9) in the Wiley Library (Ver. 7) or comparison
with literature mass spectra; for 4-OPA (Fruekilde et al., 1998, Hutton et al., 2003 and Molander and Cameron, 1993) and IPOH (Calogirou et al., 1999a). The purity was based on GC peak area integration in full scan mode and averaged (n = 2). Inbred BALB/cA male mice were purchased from Taconic, Denmark. At the initiation of the study, the mean weight and SD of the mice was 25.8 ± 1.3 g. Mice were housed in polypropylene cages (380 mm × 220 mm × 150 mm) with pinewood sawdust bedding (Lignocel S8, Brogaarden, selleckchem Denmark). The photoperiod was from 6 a.m. to 6 p.m., and the temperature and relative humidity in the animal room were 22 ± 2 °C and 50 ± 5%, respectively. The cages were sanitized twice weekly. Food (Altromin no. 1324, Altromin, Lage, Germany) and tap water were available ad libitum. Treatment of the animals adhered to procedures approved by The Animal Experiment Inspectorate, Denmark with Permission numbers 2006/561-1123 and 2011/561-1990. The terpene reaction products were PS-341 research buy evaporated in Pitt No. 1 VOC generator (Wong and Alarie, 1982), diluted with medical dry air, and fed into a 24 L exposure chamber (Larsen and Nielsen, 2012).
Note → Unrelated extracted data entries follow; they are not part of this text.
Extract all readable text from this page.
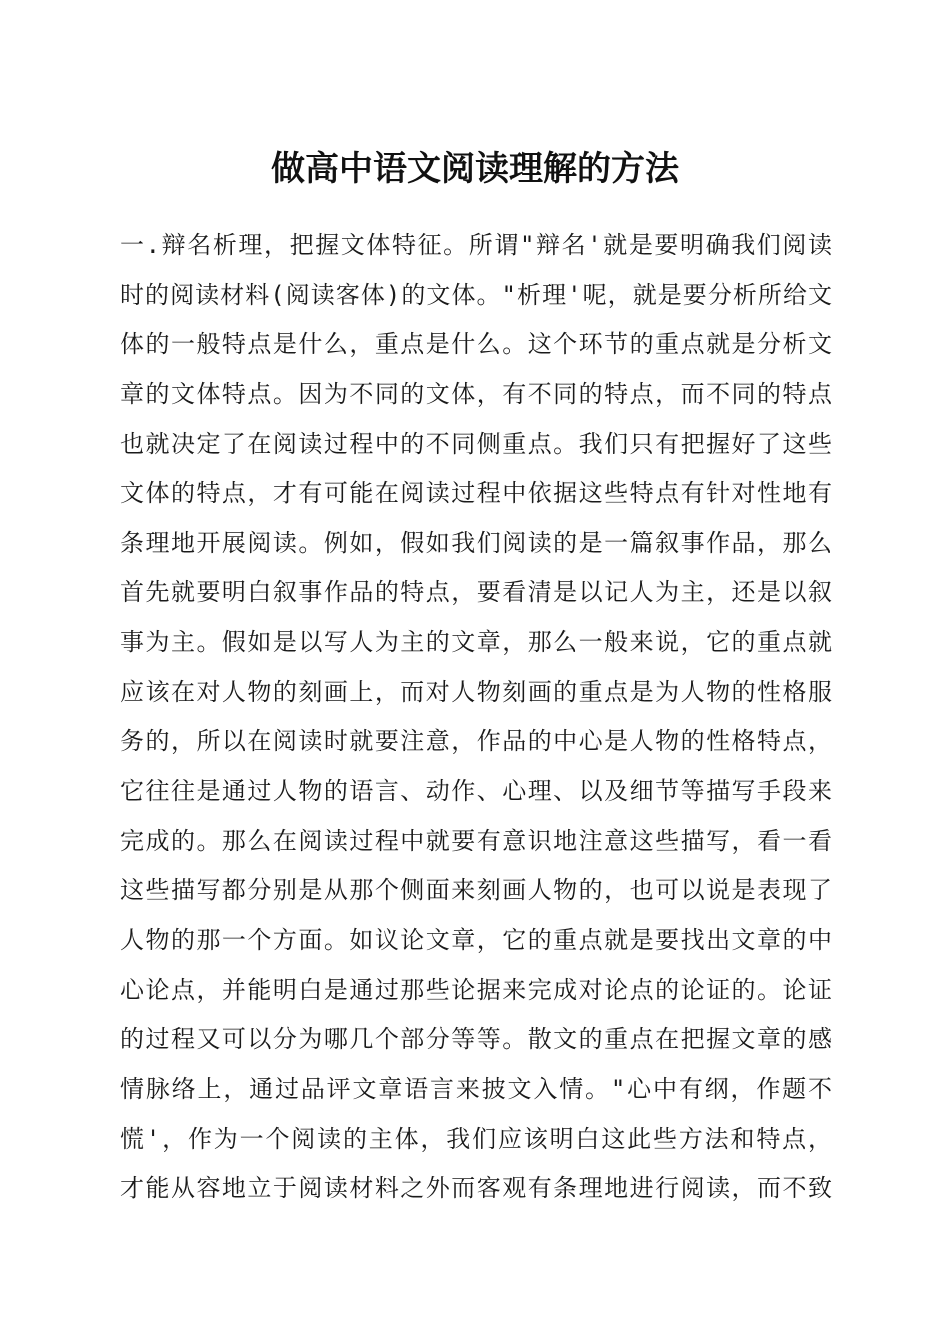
做高中语文阅读理解的方法
一.辩名析理，把握文体特征。所谓"辩名'就是要明确我们阅读
时的阅读材料(阅读客体)的文体。"析理'呢，就是要分析所给文
体的一般特点是什么，重点是什么。这个环节的重点就是分析文
章的文体特点。因为不同的文体，有不同的特点，而不同的特点
也就决定了在阅读过程中的不同侧重点。我们只有把握好了这些
文体的特点，才有可能在阅读过程中依据这些特点有针对性地有
条理地开展阅读。例如，假如我们阅读的是一篇叙事作品，那么
首先就要明白叙事作品的特点，要看清是以记人为主，还是以叙
事为主。假如是以写人为主的文章，那么一般来说，它的重点就
应该在对人物的刻画上，而对人物刻画的重点是为人物的性格服
务的，所以在阅读时就要注意，作品的中心是人物的性格特点，
它往往是通过人物的语言、动作、心理、以及细节等描写手段来
完成的。那么在阅读过程中就要有意识地注意这些描写，看一看
这些描写都分别是从那个侧面来刻画人物的，也可以说是表现了
人物的那一个方面。如议论文章，它的重点就是要找出文章的中
心论点，并能明白是通过那些论据来完成对论点的论证的。论证
的过程又可以分为哪几个部分等等。散文的重点在把握文章的感
情脉络上，通过品评文章语言来披文入情。"心中有纲，作题不
慌'，作为一个阅读的主体，我们应该明白这此些方法和特点，
才能从容地立于阅读材料之外而客观有条理地进行阅读，而不致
The airflow rates in
the chamber were set between 18.8 and 23.2 L/min. The chamber exposure concentrations were monitored every fourth minute by 15 sequential 1.0 mL air samples on Tenax TA steel tubes (PerkinElmer), taken by syringe (size: 2.0 mL) suction, followed by thermal desorption within 12 h, and GC/FID analysis, as described previously (Wolkoff, 1998). Six-point calibration of the weighed compound in methanol (0.08–2.5 μg/mL) was applied for determination of air concentrations (R2 ≥ 0.98), except for 4-OPA that was dissolved in pentane. Initially, a starting concentration was selected on the basis of the relation for non-reactive compounds according to Alarie et al. (1996). However, for reactive compounds, i.e. with an aldehyde group, a lower starting concentration was decided. Other exposure concentrations were decided upon the first observation of a bioresponse. The resulting exposure concentrations
are shown in Table 2. The respiratory effects were studied in a head out mouse bioassay (Alarie, 1998). The bioassay allows detection of respiratory effects on the upper airways (sensory irritation), effects on the conducting Metalloexopeptidase airways, and at the alveolar level by continuous computerized monitoring of the breathing pattern. The inhalation effects are investigated by analyses of the breathing patterns in mice (Alarie, 1973 and Nielsen et al., 1999). Briefly, the breathing pattern analysis recognizes and quantifies specific deviations from the normal breathing pattern (for terms and definitions, see Fig. 1 in Nielsen et al. (1999)). Thus, after end of inhalation, a short brake occurs before the exhalation is initiated, termed time of brake (TB, ms). An increase in TB leads to a decrease in the respiratory frequency (f, breaths/min).